On ne se baigne pas dans la Loire. Guillaume Nail

On ne se baigne pas dans la Loire. Guillaume Nail

Au début, c’est beau comme un poème. Ensuite, on se rend compte que la musicalité du texte cache un avertissement. Et puis, très vite, on entre dans le vif du sujet : le drame annoncé. 

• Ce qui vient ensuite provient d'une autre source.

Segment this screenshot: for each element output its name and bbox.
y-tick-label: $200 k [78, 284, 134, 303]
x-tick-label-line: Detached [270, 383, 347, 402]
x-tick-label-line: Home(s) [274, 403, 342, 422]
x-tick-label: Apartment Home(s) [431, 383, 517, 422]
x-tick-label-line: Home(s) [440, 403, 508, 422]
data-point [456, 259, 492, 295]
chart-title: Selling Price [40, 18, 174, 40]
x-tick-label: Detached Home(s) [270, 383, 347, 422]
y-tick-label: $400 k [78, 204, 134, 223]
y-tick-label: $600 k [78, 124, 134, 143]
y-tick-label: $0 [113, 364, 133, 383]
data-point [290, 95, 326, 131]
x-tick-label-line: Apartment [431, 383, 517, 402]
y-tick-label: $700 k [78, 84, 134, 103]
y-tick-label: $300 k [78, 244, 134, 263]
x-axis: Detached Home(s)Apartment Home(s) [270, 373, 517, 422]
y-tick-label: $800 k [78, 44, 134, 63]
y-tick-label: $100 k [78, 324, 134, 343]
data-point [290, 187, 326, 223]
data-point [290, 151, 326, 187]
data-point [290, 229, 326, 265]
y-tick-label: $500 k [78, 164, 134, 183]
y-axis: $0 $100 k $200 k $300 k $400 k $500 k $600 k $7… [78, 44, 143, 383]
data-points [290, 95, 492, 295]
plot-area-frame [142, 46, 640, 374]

C’est la fin de l’été, le dernier jour de la colonie de vacances. Les animateurs ont prévu un pique-nique dans une prairie mais on décide finalement de s’arrêter sur le bord de la Loire. Il fait chaud. Des corps s’alanguissent, d’autres débordent d’énergie. Le groupe n’est pas mixte. Les colons sont tous des garçons. C’est leur dernière année. Après ils seront trop vieux alors il faut profiter de ces deniers instants d’insouciance.

« — On va se baigner ?

Quelqu’un dit ça. »

On ne saura jamais qui l’a dit mais le défi est lancé. Les adolescents rugissent de plaisir, se jettent à l’eau, s’échangent un ballon, l’envoient de l’autre côté de la berge puis partent à l’abordage de territoires imaginaires. Le boute-en-train de la bande chahute un peu trop, une branche craque, ou alors c’est un banc de sable qui s’effondre, et l’un des garçons tombe dans le bras principal du fleuve. Après, ce n’est plus qu’un dramatique jeu de quille, les jeunes, un à un, sont emportés dans les tourbillons d’eau. La monitrice, un peu godiche, est dépassée, tétanisée, impuissante. Son collègue, qu’on savait déjà incompétent, n’a pas les bons réflexes non plus. Le plus timoré des ados, resté sur la rive, réagit en premier et se jette à l’eau. Trop tard !  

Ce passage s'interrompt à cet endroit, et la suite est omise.